日本のものづくりの力はエンジニアリング
日本のものづくりといえば、工場における現場力や職人技などをイメージするが、戦後の日本の復興と経済発展を支えてきたメーカーの強みは、エンジニアリングにあると言ってもいいだろう。電子機器の製造では中国企業に対する競争力を失ってしまったが、日本メーカーのエンジニアリングの力はいささかも衰えていない。
開発フェーズの成果物は、試作品を通じて検証される。大きなメーカーでも試作品は、部品の制作をいくつかの試作会社に委託して、それらを自社で組み立ててつくることが多い。
エンジニアリングのフェーズでは、品質基準に従った信頼性試験や、ハードウェアの電気的な試験、ソフトウェアの評価試験、さらにコストと機能のバランス(VE)や生産性の評価などが実施され、設計上の問題の解決や必要な仕様変更などを経て、最終設計ドキュメントや最終部品リスト(BOM)などが出力される。エンジニアリングの成果が、生産フェーズでの品質維持や効率性を左右すると言っても過言ではない。
電子機器の製造を請け負う中国のOEM/ODM企業に、試作を含めたエンジニアリングから生産までを一括して委託することも可能だ。しかし、最終的に生産する数量をコミットしなければならないことが多く、試行錯誤が必要な革新的な製品のエンジニアリングには向かない。

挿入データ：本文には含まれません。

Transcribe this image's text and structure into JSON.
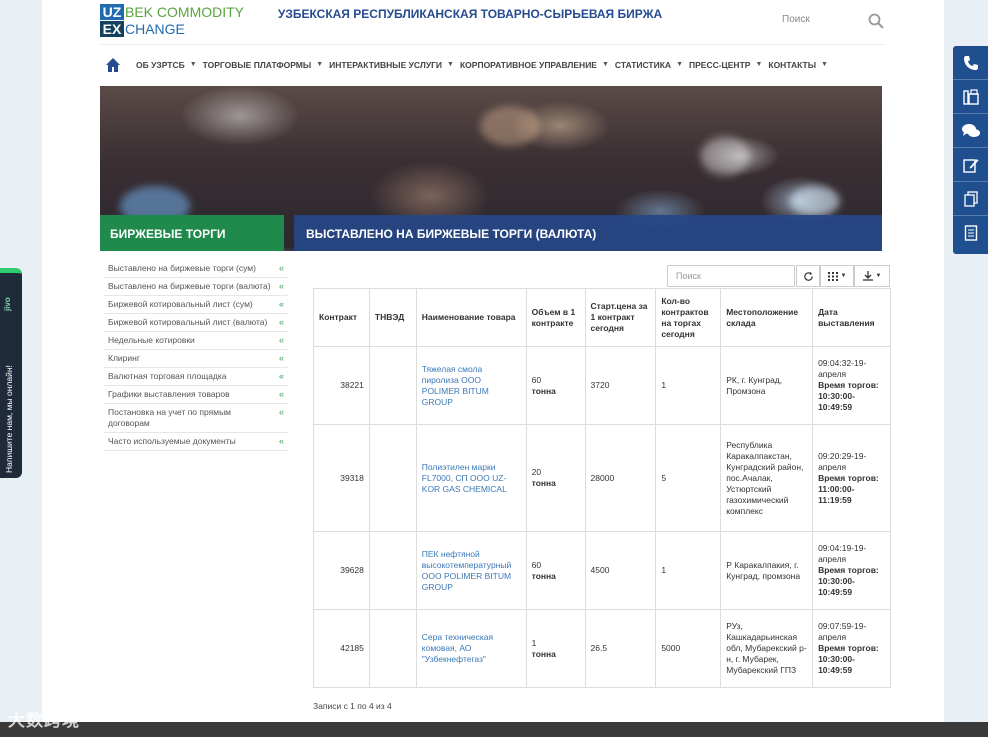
{
  "header": {
    "logo": {
      "uz": "UZ",
      "line1": "BEK COMMODITY",
      "ex": "EX",
      "line2": "CHANGE"
    },
    "title": "УЗБЕКСКАЯ РЕСПУБЛИКАНСКАЯ ТОВАРНО-СЫРЬЕВАЯ БИРЖА",
    "search_label": "Поиск"
  },
  "topnav": [
    {
      "label": "ОБ УЗРТСБ"
    },
    {
      "label": "ТОРГОВЫЕ ПЛАТФОРМЫ"
    },
    {
      "label": "ИНТЕРАКТИВНЫЕ УСЛУГИ"
    },
    {
      "label": "КОРПОРАТИВНОЕ УПРАВЛЕНИЕ"
    },
    {
      "label": "СТАТИСТИКА"
    },
    {
      "label": "ПРЕСС-ЦЕНТР"
    },
    {
      "label": "КОНТАКТЫ"
    }
  ],
  "section": {
    "left_title": "БИРЖЕВЫЕ ТОРГИ",
    "main_title": "ВЫСТАВЛЕНО НА БИРЖЕВЫЕ ТОРГИ (ВАЛЮТА)"
  },
  "sidebar": [
    {
      "label": "Выставлено на биржевые торги (сум)"
    },
    {
      "label": "Выставлено на биржевые торги (валюта)"
    },
    {
      "label": "Биржевой котировальный лист (сум)"
    },
    {
      "label": "Биржевой котировальный лист (валюта)"
    },
    {
      "label": "Недельные котировки"
    },
    {
      "label": "Клиринг"
    },
    {
      "label": "Валютная торговая площадка"
    },
    {
      "label": "Графики выставления товаров"
    },
    {
      "label": "Постановка на учет по прямым договорам"
    },
    {
      "label": "Часто используемые документы"
    }
  ],
  "toolbar": {
    "search_placeholder": "Поиск"
  },
  "table": {
    "headers": [
      "Контракт",
      "ТНВЭД",
      "Наименование товара",
      "Объем в 1 контракте",
      "Старт.цена за 1 контракт сегодня",
      "Кол-во контрактов на торгах сегодня",
      "Местоположение склада",
      "Дата выставления"
    ],
    "rows": [
      {
        "contract": "38221",
        "tnved": "",
        "name": "Тяжелая смола пиролиза ООО POLIMER BITUM GROUP",
        "volume": "60",
        "unit": "тонна",
        "price": "3720",
        "count": "1",
        "location": "РК, г. Кунград, Промзона",
        "date": "09:04:32-19-апреля",
        "time_label": "Время торгов:",
        "time": "10:30:00-10:49:59"
      },
      {
        "contract": "39318",
        "tnved": "",
        "name": "Полиэтилен марки FL7000, СП ООО UZ-KOR GAS CHEMICAL",
        "volume": "20",
        "unit": "тонна",
        "price": "28000",
        "count": "5",
        "location": "Республика Каракалпакстан, Кунградский район, пос.Ачалак, Устюртский газохимический комплекс",
        "date": "09:20:29-19-апреля",
        "time_label": "Время торгов:",
        "time": "11:00:00-11:19:59"
      },
      {
        "contract": "39628",
        "tnved": "",
        "name": "ПЕК нефтяной высокотемпературный ООО POLIMER BITUM GROUP",
        "volume": "60",
        "unit": "тонна",
        "price": "4500",
        "count": "1",
        "location": "Р Каракалпакия, г. Кунград, промзона",
        "date": "09:04:19-19-апреля",
        "time_label": "Время торгов:",
        "time": "10:30:00-10:49:59"
      },
      {
        "contract": "42185",
        "tnved": "",
        "name": "Сера техническая комовая, АО \"Узбекнефтегаз\"",
        "volume": "1",
        "unit": "тонна",
        "price": "26.5",
        "count": "5000",
        "location": "РУз, Кашкадарьинская обл, Мубарекский р-н, г. Мубарек, Мубарекский ГПЗ",
        "date": "09:07:59-19-апреля",
        "time_label": "Время торгов:",
        "time": "10:30:00-10:49:59"
      }
    ],
    "summary": "Записи с 1 по 4 из 4"
  },
  "chat": {
    "label": "Напишите нам, мы онлайн!",
    "brand": "jivo"
  },
  "watermark": "大数跨境",
  "colors": {
    "green": "#1f8a4c",
    "blue": "#264687",
    "link": "#3a78b8",
    "rail": "#1f4f8f"
  }
}
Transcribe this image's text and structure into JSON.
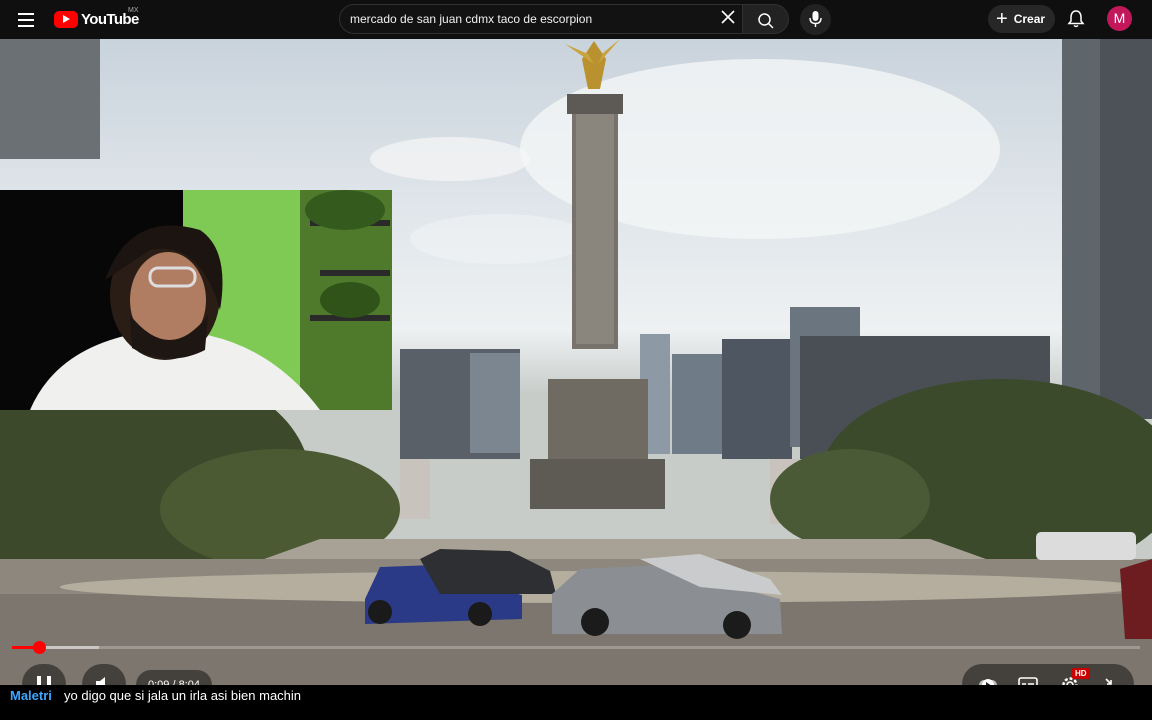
{
  "header": {
    "logo_text": "YouTube",
    "logo_country": "MX",
    "search": {
      "value": "mercado de san juan cdmx taco de escorpion"
    },
    "create_label": "Crear",
    "avatar_initial": "M"
  },
  "player": {
    "time_current": "0:09",
    "time_separator": " / ",
    "time_duration": "8:04",
    "quality_badge": "HD",
    "progress_played_fraction": 0.024,
    "progress_loaded_fraction": 0.077
  },
  "chat": {
    "author": "Maletri",
    "message": "yo digo que si jala un irla asi bien machin"
  },
  "colors": {
    "brand_red": "#ff0000",
    "link_blue": "#3ea6ff",
    "background": "#0f0f0f"
  },
  "icons": [
    "menu-icon",
    "youtube-logo-icon",
    "close-icon",
    "search-icon",
    "mic-icon",
    "plus-icon",
    "bell-icon",
    "pause-icon",
    "volume-icon",
    "play-next-icon",
    "captions-icon",
    "settings-icon",
    "exit-fullscreen-icon"
  ]
}
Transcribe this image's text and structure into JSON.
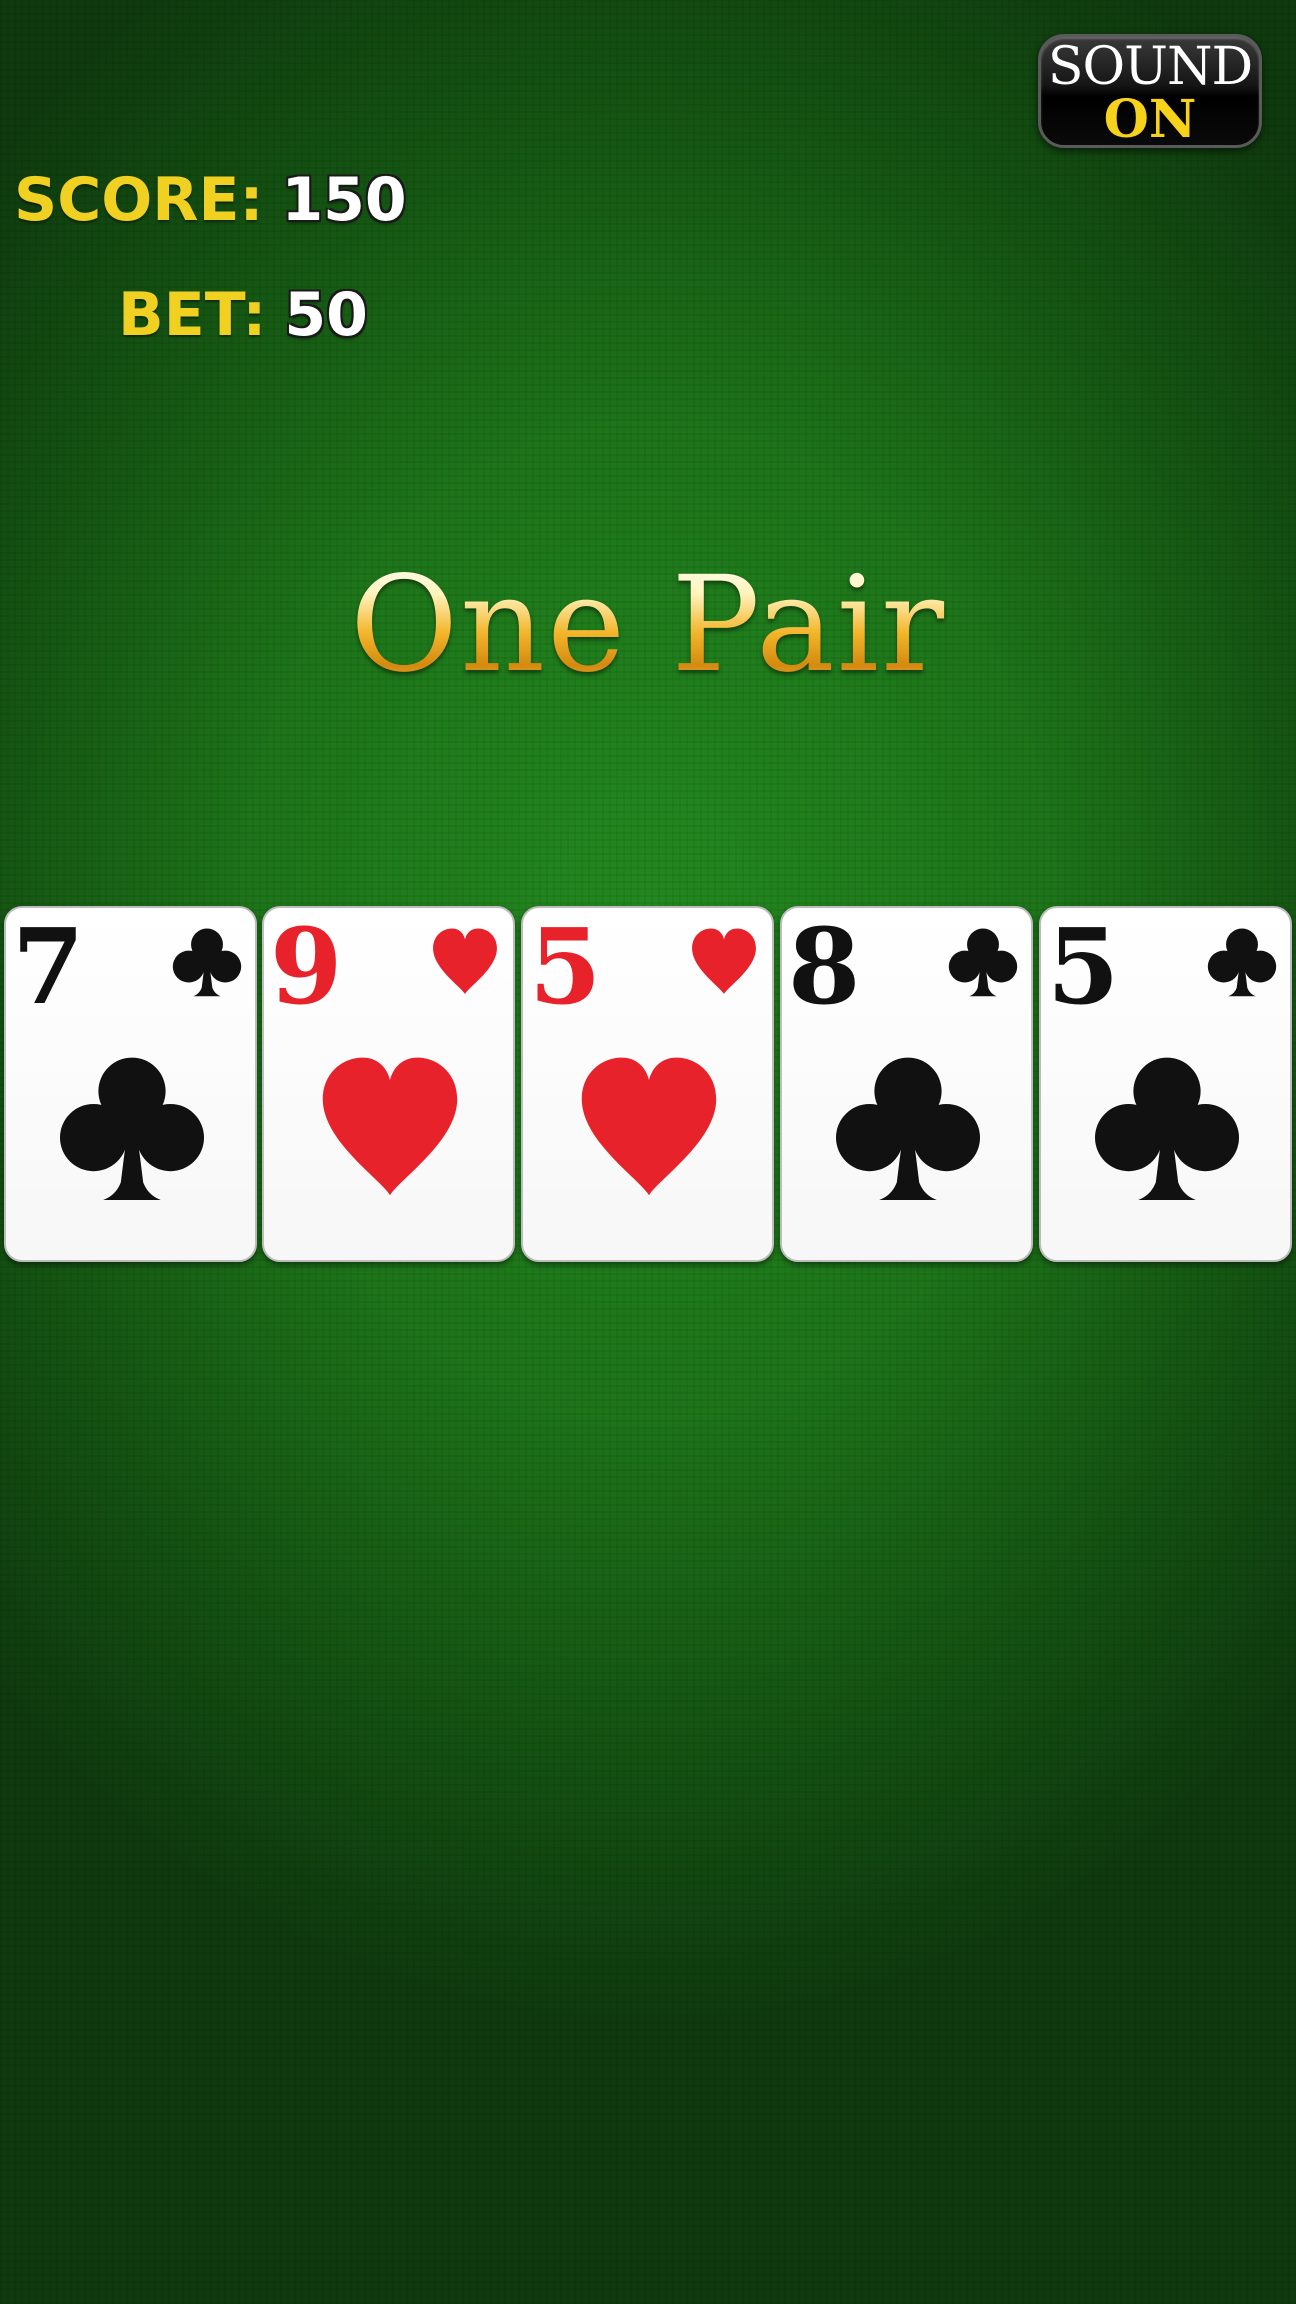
{
  "sound": {
    "line1": "SOUND",
    "line2": "ON"
  },
  "hud": {
    "score_label": "SCORE:",
    "score_value": "150",
    "bet_label": "BET:",
    "bet_value": "50"
  },
  "hand_result": "One Pair",
  "cards": [
    {
      "rank": "7",
      "suit": "club-icon",
      "color": "#111111"
    },
    {
      "rank": "9",
      "suit": "heart-icon",
      "color": "#e8222a"
    },
    {
      "rank": "5",
      "suit": "heart-icon",
      "color": "#e8222a"
    },
    {
      "rank": "8",
      "suit": "club-icon",
      "color": "#111111"
    },
    {
      "rank": "5",
      "suit": "club-icon",
      "color": "#111111"
    }
  ],
  "colors": {
    "felt": "#1d7419",
    "label_yellow": "#f0d020",
    "heart_red": "#e8222a",
    "club_black": "#111111"
  }
}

メーカーが行ってきたエンジニアリングは、誰かがやらなければならない。試作のソリューションと、エンジニアリングという日本のものづくりの強みを提供することができれば、Makers Boot Campは、世界中のハードウェアスタートアップにとって魅力的なものになるだろう。
最大の難所はダーウィンの海(蛇足)
ハードウェアスタートアップは、ソフトウェアよりもハードだと言われる。それは商品化までのプロセスがハードだというだけでなく、商品を出荷してからもダーウィンの海、すなわち競争の激しい市場で生き残っていくこともハードだということだ。
ゴープロは、アクションカメラというまったく新しい市場を開拓して一斉を風靡したが、すぐに中国のコピーキャット(模倣犯)達が、同様の機能を持ったカメラを数分の一の価格で売り出した。製品が非常にシンプルなことが特徴でもあり、ハードウェアをコピーすることは容易だった。ゴープロは、株式上場という成功で進化を忘れてしまい苦境に陥った。ダーウィンの海では、常にイノベーションを繰り返して変化しなければならない。
ハードウェアスタートアップには魔の川が存在しないと言ったが、実はそこに大きな落とし穴がある。自分たちの製品が提供する価値はユニークなものか、そして、そのユニークな価値をどのように維持してゆくのか、それは投資家に評価してもらうことではない。製品の計画段階、あるいは商品化のプロセスで、持続的な差別化戦略を見出すことができなければダーウィンの海に漕ぎ出すのは無謀なことだ。